16 June 2010

RIJF 2010: Day Five

Got a very late start to the evening and unfortunately couldn't see everything I wanted to. Everything I did get to see, I wish I could have seen more of, but that's what happens when you don't arrive until after 9. Oh well.

Started off at the Lutheran Church for Samuel Hallkvist Center. The quartet looked like a bunch of rag tag hipsters from Williamsburg, definitely the presence of a young indie-rock band (as was pointed out by Jeff Spevak in the D&C). And their opening number was nothing more than a rock instrumental. Kind of shaky at first actually, good but a bit pedestrian. But once they warmed up and I warmed to them, it really got good. They really did play like they were from NYC, maybe not Wiliamsburg, more like Lower East Side. A grounded avant-garde sound. The last tune I caught before moving on was a beautifully building sonic wash lead by some very interesting guitar work from Samuel Hallkvist. There were hints of John Lurie and Bill Frisell, but not quite to that level. I wish I could stick around for more, but in the abbreviated evening I thought best to move on. I have never felt worse leaving a set at the fest either, the place was EMPTY. No exaggeration, there was at most 20 people in attendance. I have never seen an RIJF venue so devoid of bodies.

Rosie Ledet had the Abilene crowd on its feet (finally!) and dancing the night away. Of all the New Orleans music I have heard thus far, this was the best, at least in terms of transporting the stage down to NOLA. It was loose and fun and funky. The band featured a ripping guitar player with some Slash-esque hair. They sucked me in and I forgot about time and had to dart out to catch the tail end of Alison Brown.

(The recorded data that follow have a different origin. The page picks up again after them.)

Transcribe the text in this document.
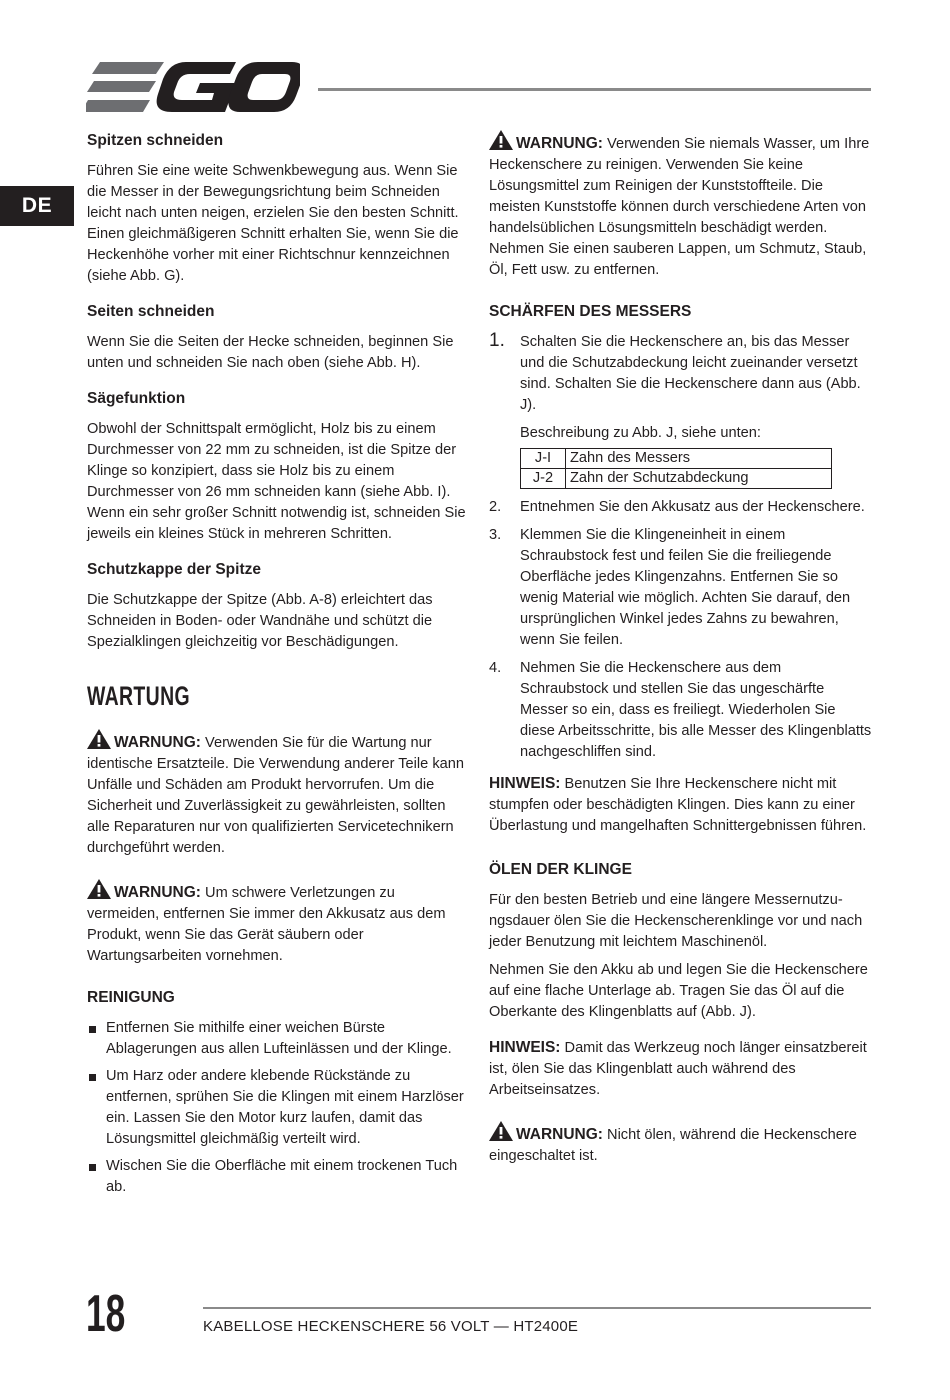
DE
Spitzen schneiden

Führen Sie eine weite Schwenkbewegung aus. Wenn Sie die Messer in der Bewegungsrichtung beim Schneiden leicht nach unten neigen, erzielen Sie den besten Schnitt. Einen gleichmäßigeren Schnitt erhalten Sie, wenn Sie die Heckenhöhe vorher mit einer Richtschnur kennzeichnen (siehe Abb. G).

Seiten schneiden

Wenn Sie die Seiten der Hecke schneiden, beginnen Sie unten und schneiden Sie nach oben (siehe Abb. H).

Sägefunktion

Obwohl der Schnittspalt ermöglicht, Holz bis zu einem Durchmesser von 22 mm zu schneiden, ist die Spitze der Klinge so konzipiert, dass sie Holz bis zu einem Durchmesser von 26 mm schneiden kann (siehe Abb. I). Wenn ein sehr großer Schnitt notwendig ist, schneiden Sie jeweils ein kleines Stück in mehreren Schritten.

Schutzkappe der Spitze

Die Schutzkappe der Spitze (Abb. A-8) erleichtert das Schneiden in Boden- oder Wandnähe und schützt die Spezialklingen gleichzeitig vor Beschädigungen.

WARTUNG
WARNUNG: Verwenden Sie für die Wartung nur identische Ersatzteile. Die Verwendung anderer Teile kann Unfälle und Schäden am Produkt hervorrufen. Um die Sicherheit und Zuverlässigkeit zu gewährleisten, sollten alle Reparaturen nur von qualifizierten Servicetechnikern durchgeführt werden.
WARNUNG: Um schwere Verletzungen zu vermeiden, entfernen Sie immer den Akkusatz aus dem Produkt, wenn Sie das Gerät säubern oder Wartungsarbeiten vornehmen.
REINIGUNG
Entfernen Sie mithilfe einer weichen Bürste Ablagerungen aus allen Lufteinlässen und der Klinge.
Um Harz oder andere klebende Rückstände zu entfernen, sprühen Sie die Klingen mit einem Harzlöser ein. Lassen Sie den Motor kurz laufen, damit das Lösungsmittel gleichmäßig verteilt wird.
Wischen Sie die Oberfläche mit einem trockenen Tuch ab.
WARNUNG: Verwenden Sie niemals Wasser, um Ihre Heckenschere zu reinigen. Verwenden Sie keine Lösungsmittel zum Reinigen der Kunststoffteile. Die meisten Kunststoffe können durch verschiedene Arten von handelsüblichen Lösungsmitteln beschädigt werden. Nehmen Sie einen sauberen Lappen, um Schmutz, Staub, Öl, Fett usw. zu entfernen.
SCHÄRFEN DES MESSERS
1. Schalten Sie die Heckenschere an, bis das Messer und die Schutzabdeckung leicht zueinander versetzt sind. Schalten Sie die Heckenschere dann aus (Abb. J).
Beschreibung zu Abb. J, siehe unten:
J-I	Zahn des Messers
J-2	Zahn der Schutzabdeckung
2. Entnehmen Sie den Akkusatz aus der Heckenschere.
3. Klemmen Sie die Klingeneinheit in einem Schraubstock fest und feilen Sie die freiliegende Oberfläche jedes Klingenzahns. Entfernen Sie so wenig Material wie möglich. Achten Sie darauf, den ursprünglichen Winkel jedes Zahns zu bewahren, wenn Sie feilen.
4. Nehmen Sie die Heckenschere aus dem Schraubstock und stellen Sie das ungeschärfte Messer so ein, dass es freiliegt. Wiederholen Sie diese Arbeitsschritte, bis alle Messer des Klingenblatts nachgeschliffen sind.

HINWEIS: Benutzen Sie Ihre Heckenschere nicht mit stumpfen oder beschädigten Klingen. Dies kann zu einer Überlastung und mangelhaften Schnittergebnissen führen.

ÖLEN DER KLINGE

Für den besten Betrieb und eine längere Messernutzu-ngsdauer ölen Sie die Heckenscherenklinge vor und nach jeder Benutzung mit leichtem Maschinenöl.

Nehmen Sie den Akku ab und legen Sie die Heckenschere auf eine flache Unterlage ab. Tragen Sie das Öl auf die Oberkante des Klingenblatts auf (Abb. J).

HINWEIS: Damit das Werkzeug noch länger einsatzbereit ist, ölen Sie das Klingenblatt auch während des Arbeitseinsatzes.

WARNUNG: Nicht ölen, während die Heckenschere eingeschaltet ist.
18	KABELLOSE HECKENSCHERE 56 VOLT — HT2400E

And I was glad I did. Alison Brown and her quartet sold me in just 10 seconds. Her banjo skills were first class, but more importantly her songwriting was even better. She was joined by piano, bass, and drums and their sound was reminiscent of Bela Fleck's later solo work, the Acoustic Planet stuff. Which by the way, is about as high a praise as I can give, that is some of the finest music recorded. For all those wondering why there was a banjo at a jazz fest, Alison pointed out that the banjo was an important instrument in the very earliest jazz bands. Besides, her music was plenty jazzy. The Big Tent was very sparsely attended, and while I'm talking about it, Abilene, while not empty by any means, was as comfortable as I have seen it, just about half full. Where was everyone? Either a bunch decided to take a night off and get primed for the final four days, or I was just at all the wrong sets.